More than 70% of one-time payment businesses are looking to migrate customers to recurring subscription models in the next two-to-three years.

The subscription economy looks to shift up a gear in 2017, according to a survey conducted by Ovum Research and commissioned by Zuora.

The survey of 100 enterprises and 300 consumers reveals that Australians and New Zealanders spend an average of $60 per month on subscriptions or recurring goods and services.

Generation Z consumers – defined in this study as those aged 14-25 – are expected to lift the subscription economy’s annual market potential from $2.4 billion to $2.62 billion in the next four-to-five-years.

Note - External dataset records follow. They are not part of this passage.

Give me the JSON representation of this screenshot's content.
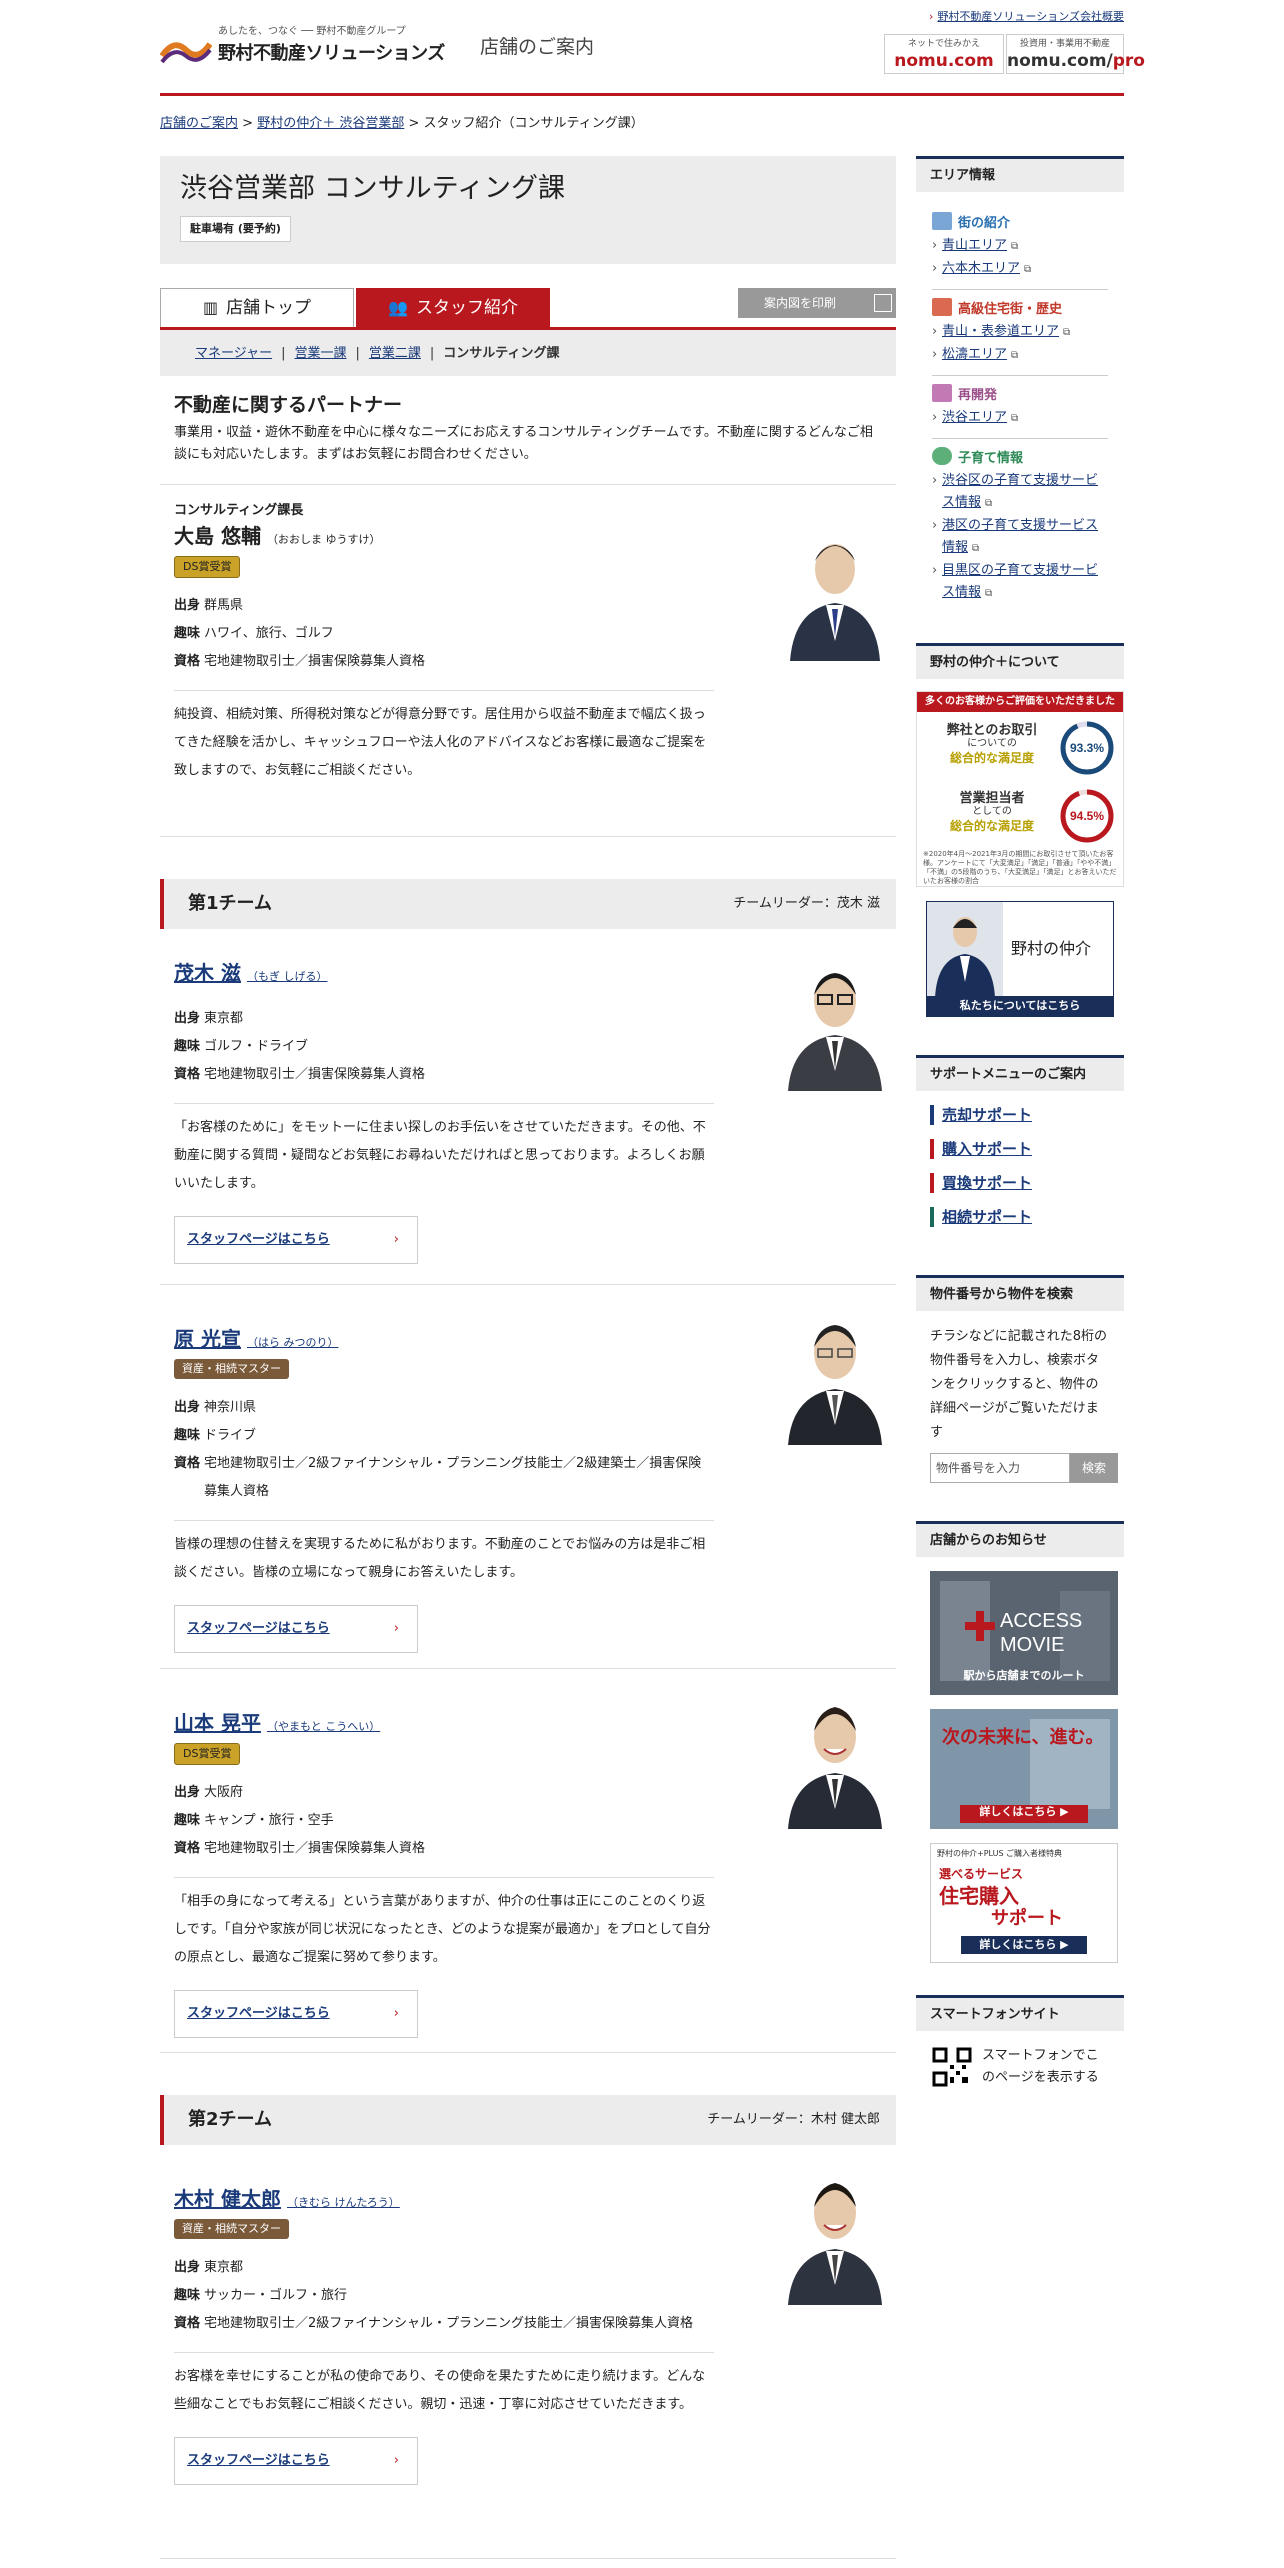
{
  "header": {
    "logo_tagline": "あしたを、つなぐ ── 野村不動産グループ",
    "logo_name": "野村不動産ソリューションズ",
    "store_guide": "店舗のご案内",
    "corp_link": "野村不動産ソリューションズ会社概要",
    "nomu_small": "ネットで住みかえ",
    "nomu_big": "nomu.com",
    "pro_small": "投資用・事業用不動産",
    "pro_big_a": "nomu.com/",
    "pro_big_b": "pro"
  },
  "breadcrumb": {
    "item1": "店舗のご案内",
    "item2": "野村の仲介＋ 渋谷営業部",
    "current": "スタッフ紹介（コンサルティング課）"
  },
  "store": {
    "title": "渋谷営業部 コンサルティング課",
    "parking": "駐車場有 (要予約)"
  },
  "tabs": {
    "top": "店舗トップ",
    "staff": "スタッフ紹介",
    "print": "案内図を印刷"
  },
  "subnav": {
    "manager": "マネージャー",
    "sales1": "営業一課",
    "sales2": "営業二課",
    "consulting": "コンサルティング課"
  },
  "partner": {
    "title": "不動産に関するパートナー",
    "text": "事業用・収益・遊休不動産を中心に様々なニーズにお応えするコンサルティングチームです。不動産に関するどんなご相談にも対応いたします。まずはお気軽にお問合わせください。"
  },
  "labels": {
    "origin": "出身",
    "hobby": "趣味",
    "license": "資格",
    "staff_page": "スタッフページはこちら"
  },
  "chief": {
    "role": "コンサルティング課長",
    "name": "大島 悠輔",
    "kana": "（おおしま ゆうすけ）",
    "badge": "DS賞受賞",
    "origin": "群馬県",
    "hobby": "ハワイ、旅行、ゴルフ",
    "license": "宅地建物取引士／損害保険募集人資格",
    "desc": "純投資、相続対策、所得税対策などが得意分野です。居住用から収益不動産まで幅広く扱ってきた経験を活かし、キャッシュフローや法人化のアドバイスなどお客様に最適なご提案を致しますので、お気軽にご相談ください。"
  },
  "team1": {
    "name": "第1チーム",
    "leader": "チームリーダー：茂木 滋"
  },
  "staff1": {
    "name": "茂木 滋",
    "kana": "（もぎ しげる）",
    "origin": "東京都",
    "hobby": "ゴルフ・ドライブ",
    "license": "宅地建物取引士／損害保険募集人資格",
    "desc": "「お客様のために」をモットーに住まい探しのお手伝いをさせていただきます。その他、不動産に関する質問・疑問などお気軽にお尋ねいただければと思っております。よろしくお願いいたします。"
  },
  "staff2": {
    "name": "原 光宣",
    "kana": "（はら みつのり）",
    "badge": "資産・相続マスター",
    "origin": "神奈川県",
    "hobby": "ドライブ",
    "license": "宅地建物取引士／2級ファイナンシャル・プランニング技能士／2級建築士／損害保険募集人資格",
    "desc": "皆様の理想の住替えを実現するために私がおります。不動産のことでお悩みの方は是非ご相談ください。皆様の立場になって親身にお答えいたします。"
  },
  "staff3": {
    "name": "山本 晃平",
    "kana": "（やまもと こうへい）",
    "badge": "DS賞受賞",
    "origin": "大阪府",
    "hobby": "キャンプ・旅行・空手",
    "license": "宅地建物取引士／損害保険募集人資格",
    "desc": "「相手の身になって考える」という言葉がありますが、仲介の仕事は正にこのことのくり返しです。「自分や家族が同じ状況になったとき、どのような提案が最適か」をプロとして自分の原点とし、最適なご提案に努めて参ります。"
  },
  "team2": {
    "name": "第2チーム",
    "leader": "チームリーダー：木村 健太郎"
  },
  "staff4": {
    "name": "木村 健太郎",
    "kana": "（きむら けんたろう）",
    "badge": "資産・相続マスター",
    "origin": "東京都",
    "hobby": "サッカー・ゴルフ・旅行",
    "license": "宅地建物取引士／2級ファイナンシャル・プランニング技能士／損害保険募集人資格",
    "desc": "お客様を幸せにすることが私の使命であり、その使命を果たすために走り続けます。どんな些細なことでもお気軽にご相談ください。親切・迅速・丁寧に対応させていただきます。"
  },
  "sidebar": {
    "area_title": "エリア情報",
    "cat_town": "街の紹介",
    "town1": "青山エリア",
    "town2": "六本木エリア",
    "cat_luxury": "高級住宅街・歴史",
    "lux1": "青山・表参道エリア",
    "lux2": "松濤エリア",
    "cat_redev": "再開発",
    "redev1": "渋谷エリア",
    "cat_child": "子育て情報",
    "child1": "渋谷区の子育て支援サービス情報",
    "child2": "港区の子育て支援サービス情報",
    "child3": "目黒区の子育て支援サービス情報",
    "about_title": "野村の仲介＋について",
    "sat_top": "多くのお客様からご評価をいただきました",
    "sat1_a": "弊社とのお取引",
    "sat1_b": "についての",
    "sat1_c": "総合的な満足度",
    "sat1_val": "93.3%",
    "sat2_a": "営業担当者",
    "sat2_b": "としての",
    "sat2_c": "総合的な満足度",
    "sat2_val": "94.5%",
    "sat_note": "※2020年4月〜2021年3月の期間にお取引させて頂いたお客様。アンケートにて「大変満足」「満足」「普通」「やや不満」「不満」の5段階のうち、「大変満足」「満足」とお答えいただいたお客様の割合",
    "banner_text": "野村の仲介",
    "banner_foot": "私たちについてはこちら",
    "support_title": "サポートメニューのご案内",
    "sup1": "売却サポート",
    "sup2": "購入サポート",
    "sup3": "買換サポート",
    "sup4": "相続サポート",
    "search_title": "物件番号から物件を検索",
    "search_text": "チラシなどに記載された8桁の物件番号を入力し、検索ボタンをクリックすると、物件の詳細ページがご覧いただけます",
    "search_placeholder": "物件番号を入力",
    "search_button": "検索",
    "news_title": "店舗からのお知らせ",
    "access_a": "ACCESS",
    "access_b": "MOVIE",
    "access_cap": "駅から店舗までのルート",
    "next_text": "次の未来に、進む。",
    "next_cap": "詳しくはこちら ▶",
    "sel_small": "野村の仲介+PLUS ご購入者様特典",
    "sel_a": "選べるサービス",
    "sel_b": "住宅購入",
    "sel_c": "サポート",
    "sel_cap": "詳しくはこちら ▶",
    "sp_title": "スマートフォンサイト",
    "sp_text": "スマートフォンでこのページを表示する"
  },
  "colors": {
    "brand_red": "#b8181e",
    "navy": "#1a2e5a",
    "gray_bg": "#ececec"
  }
}
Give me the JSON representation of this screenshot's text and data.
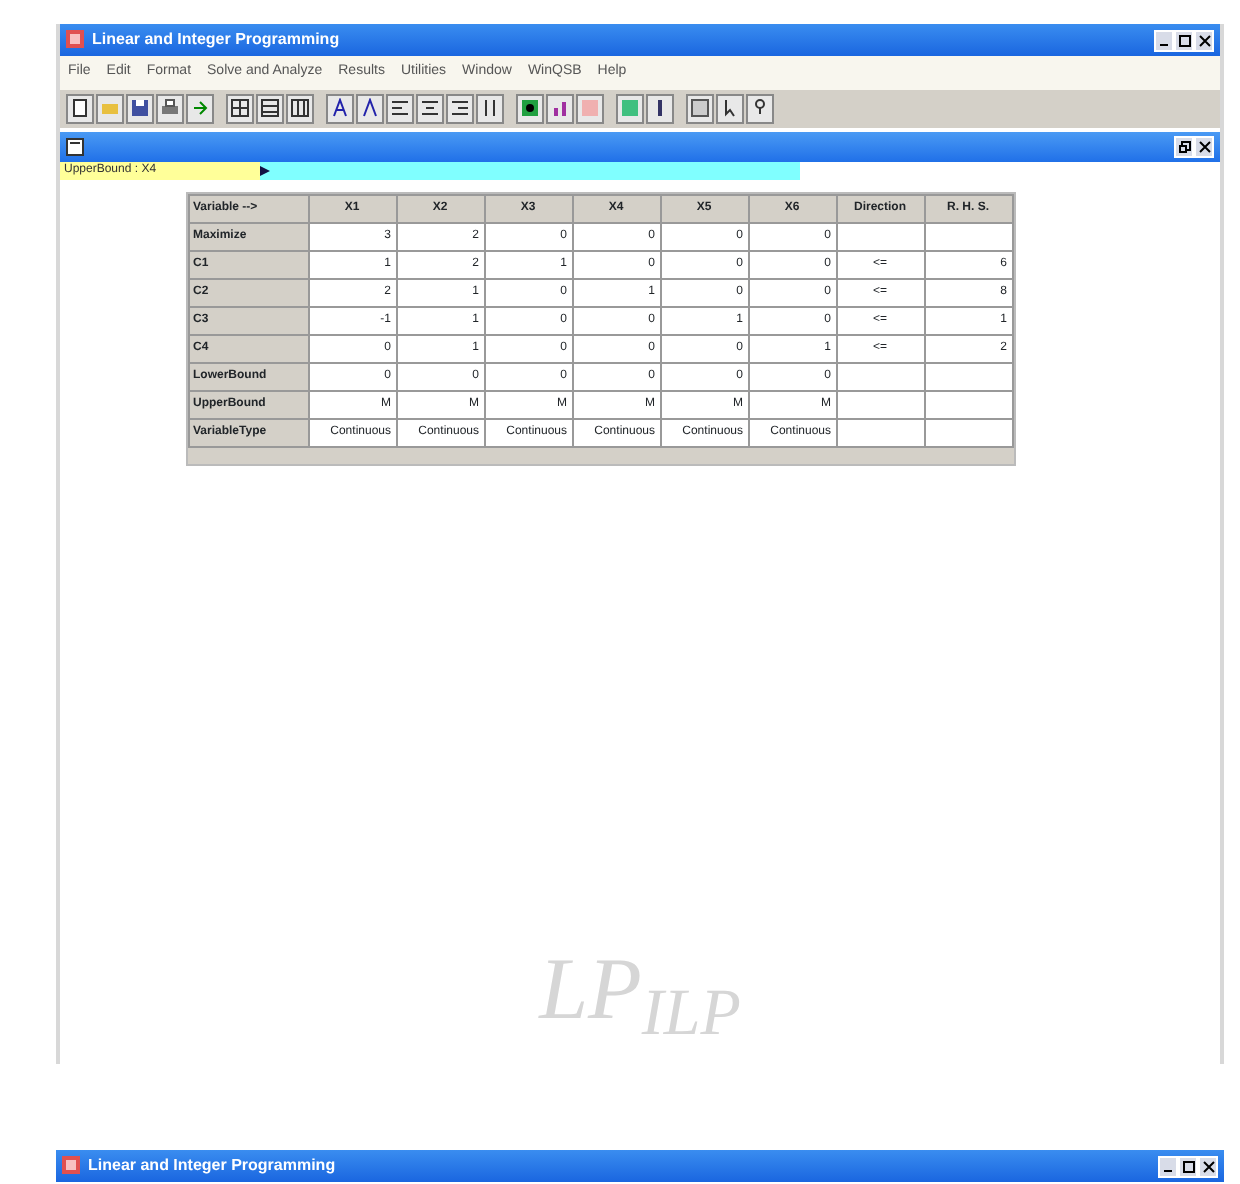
{
  "window": {
    "title": "Linear and Integer Programming"
  },
  "menu": [
    "File",
    "Edit",
    "Format",
    "Solve and Analyze",
    "Results",
    "Utilities",
    "Window",
    "WinQSB",
    "Help"
  ],
  "editor": {
    "cell_indicator": "UpperBound : X4"
  },
  "table": {
    "columns": [
      "Variable -->",
      "X1",
      "X2",
      "X3",
      "X4",
      "X5",
      "X6",
      "Direction",
      "R. H. S."
    ],
    "rows": [
      {
        "cells": [
          "Maximize",
          "3",
          "2",
          "0",
          "0",
          "0",
          "0",
          "",
          ""
        ]
      },
      {
        "cells": [
          "C1",
          "1",
          "2",
          "1",
          "0",
          "0",
          "0",
          "<=",
          "6"
        ]
      },
      {
        "cells": [
          "C2",
          "2",
          "1",
          "0",
          "1",
          "0",
          "0",
          "<=",
          "8"
        ]
      },
      {
        "cells": [
          "C3",
          "-1",
          "1",
          "0",
          "0",
          "1",
          "0",
          "<=",
          "1"
        ]
      },
      {
        "cells": [
          "C4",
          "0",
          "1",
          "0",
          "0",
          "0",
          "1",
          "<=",
          "2"
        ]
      },
      {
        "cells": [
          "LowerBound",
          "0",
          "0",
          "0",
          "0",
          "0",
          "0",
          "",
          ""
        ]
      },
      {
        "cells": [
          "UpperBound",
          "M",
          "M",
          "M",
          "M",
          "M",
          "M",
          "",
          ""
        ]
      },
      {
        "cells": [
          "VariableType",
          "Continuous",
          "Continuous",
          "Continuous",
          "Continuous",
          "Continuous",
          "Continuous",
          "",
          ""
        ]
      }
    ]
  },
  "logo": "LP$_{ILP}$",
  "second_window": {
    "title": "Linear and Integer Programming"
  }
}
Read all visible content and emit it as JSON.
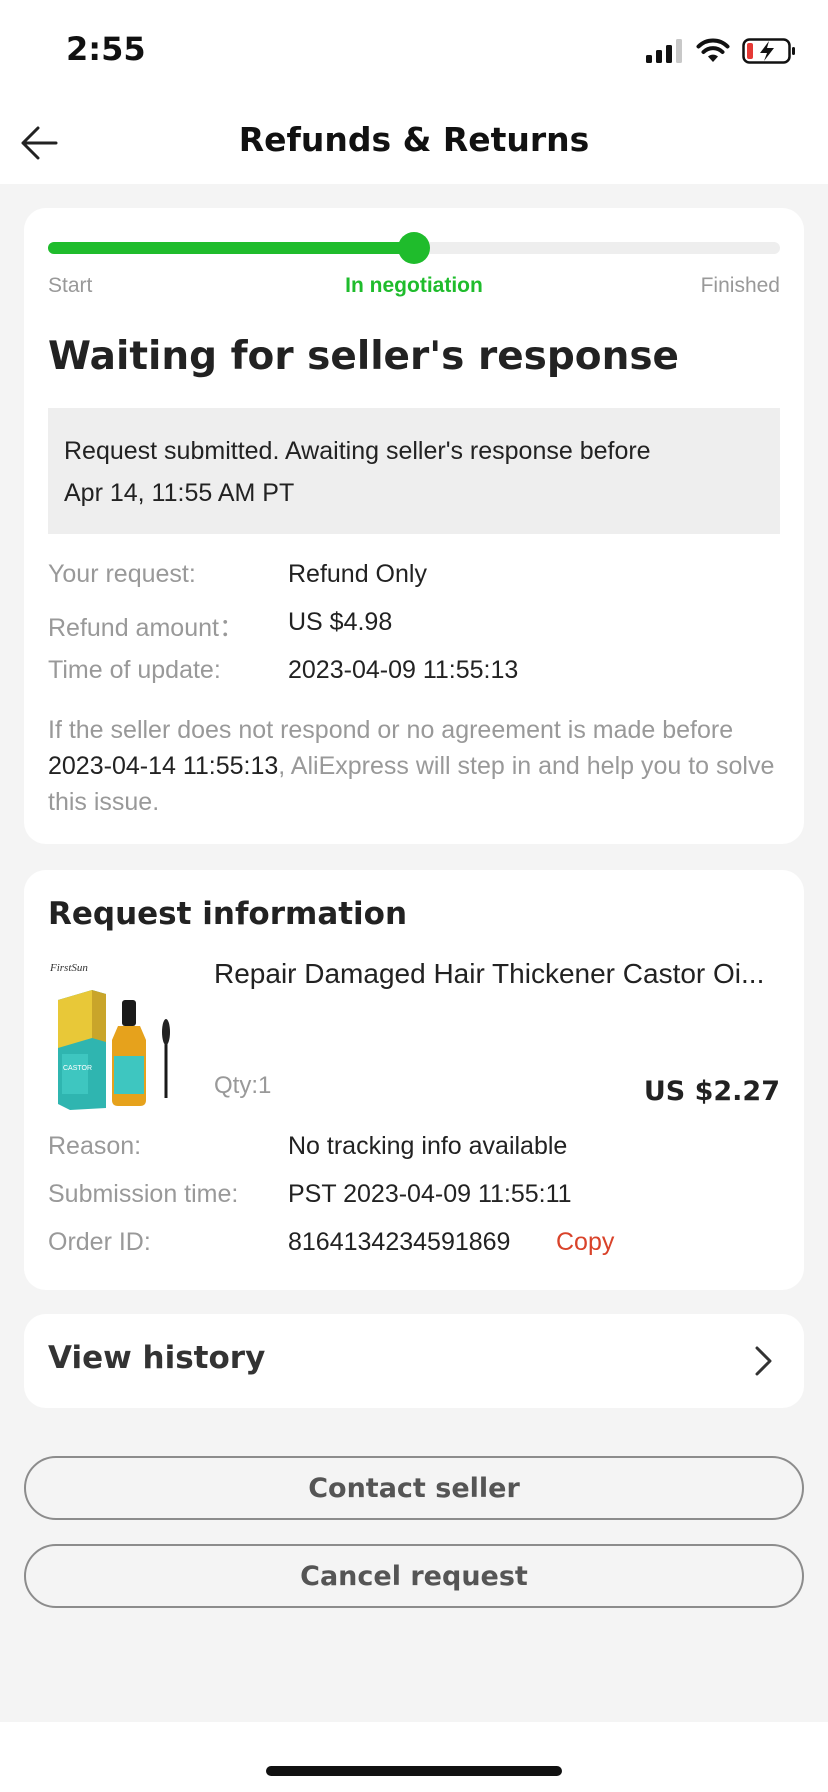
{
  "status_bar": {
    "time": "2:55"
  },
  "nav": {
    "title": "Refunds & Returns"
  },
  "progress": {
    "steps": [
      "Start",
      "In negotiation",
      "Finished"
    ],
    "fraction": 0.5,
    "accent_color": "#1fbc2c"
  },
  "status": {
    "title": "Waiting for seller's response",
    "notice_line1": "Request submitted. Awaiting seller's response before",
    "notice_line2": "Apr 14, 11:55 AM PT",
    "details": [
      {
        "label": "Your request:",
        "value": "Refund Only"
      },
      {
        "label": "Refund amount：",
        "value": "US $4.98"
      },
      {
        "label": "Time of update:",
        "value": "2023-04-09 11:55:13"
      }
    ],
    "footnote_prefix": "If the seller does not respond or no agreement is made before ",
    "footnote_date": "2023-04-14 11:55:13",
    "footnote_suffix": ", AliExpress will step in and help you to solve this issue."
  },
  "request": {
    "title": "Request information",
    "product": {
      "brand": "FirstSun",
      "box_label": "CASTOR",
      "name": "Repair Damaged Hair Thickener Castor Oi...",
      "qty": "Qty:1",
      "price": "US $2.27"
    },
    "details": [
      {
        "label": "Reason:",
        "value": "No tracking info available"
      },
      {
        "label": "Submission time:",
        "value": "PST 2023-04-09 11:55:11"
      },
      {
        "label": "Order ID:",
        "value": "8164134234591869"
      }
    ],
    "copy_label": "Copy"
  },
  "history": {
    "label": "View history"
  },
  "buttons": {
    "contact": "Contact seller",
    "cancel": "Cancel request"
  },
  "colors": {
    "link": "#d9432a",
    "battery_low": "#e53935"
  }
}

While less than one in 10 businesses (8%) surveyed had a subscription billing system, two-thirds (65%) of businesses plan to spend an average five year budget of more than half a million dollars to deploy this technology.

“Consumers wanting greater control and businesses seeking recurring revenue and a direct relationship with their customer are together creating fertile grounds for this movement towards subscription-based models,” says John Kearney, managing director Asia Pacific at Zuora.

Other findings include:

  • Media and entertainment contribute more than one third (38%) of total subscription revenue, with strong growth in software-as-a-service (SaaS) and health, education and financial services,
  • despite a growth in subscription services, 27% of consumes were dissatisfied with current subscriptions – with lack of flexibility and cancellation fees reported as major pain points,
  • Gen-Y and Baby Boomer consumers spend the largest proportion of their average monthly disposable income on subscriptions or recurring goods services (7%),

 

Kearney says companies moving to a subscription model should be focused on simplicity and ‘customer first’ strategies.

“Creating a robust user-friendly experience and ease of access to unique goods and serves are crucial factors for positive customer sentiment,” he says.

“Big business has to be on top of pricing and packaging a strategy to secure market share. Learning from the media industry, including leaders like Fairfax, and from many others around the world, simplicity is going to be key, particularly for the B2C space.”